Though the details of the February shooting were eventually released, one problem with this method of information dissemination was the six months it took for OPS to review and return the file to Nunavut’s V Division. This is a gruelling amount of time for families and communities to wait for closure on these incidents. The investigation into the Clyde River incident has yet to be concluded.
Though we certainly cannot rely on the court of public opinion in such matters, it’s no wonder the push to equip our police service with body-worn cameras has gained such traction. The public wants to be able to judge with our own eyes what we’re seeing take place. Video evidence is not always conclusive, but is a vast improvement over these sorts of dangerous calls going sight unseen.
On Nov. 30, RCMP in Iqaluit were equipped with the first eight body cameras to be used by their officers, two per shift, in a national pilot project.
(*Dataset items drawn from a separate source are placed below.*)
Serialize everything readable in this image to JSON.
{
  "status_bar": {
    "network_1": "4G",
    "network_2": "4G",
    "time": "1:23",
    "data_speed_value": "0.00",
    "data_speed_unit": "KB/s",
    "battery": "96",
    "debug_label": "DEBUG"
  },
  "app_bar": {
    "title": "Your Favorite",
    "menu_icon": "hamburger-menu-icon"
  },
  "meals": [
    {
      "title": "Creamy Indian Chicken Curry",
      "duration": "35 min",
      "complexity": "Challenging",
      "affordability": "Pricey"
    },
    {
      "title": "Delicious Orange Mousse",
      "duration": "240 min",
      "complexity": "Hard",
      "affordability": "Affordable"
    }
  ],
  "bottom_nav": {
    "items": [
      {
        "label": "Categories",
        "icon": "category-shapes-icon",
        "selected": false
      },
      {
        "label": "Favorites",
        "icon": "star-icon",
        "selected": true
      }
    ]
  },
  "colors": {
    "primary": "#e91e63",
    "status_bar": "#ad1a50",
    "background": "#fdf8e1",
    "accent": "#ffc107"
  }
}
The number of Mounties wearing cameras will increase by two per shift Jan. 11 and again on Feb. 15, 2021, at which point all general duty members on each shift will be wearing the devices.
The onus to have those devices switched on and recording falls on each officer, however.
Whether you believe that body cameras will increase accountability to the public, or think that the money could be better spent on training and more mental health resources for RCMP members, the Dept. of Justice must move quickly and decisively to create an independent oversight body to investigate these sorts of incidents.
While police should retain a presence on such a committee or board due to their expertise on law enforcement, we need to hear from representatives of Inuit organizations, from Elders, from social workers and from lawyers.
They will bring a needed breadth of perspective and different recommendations to situations in desperate need of clarity.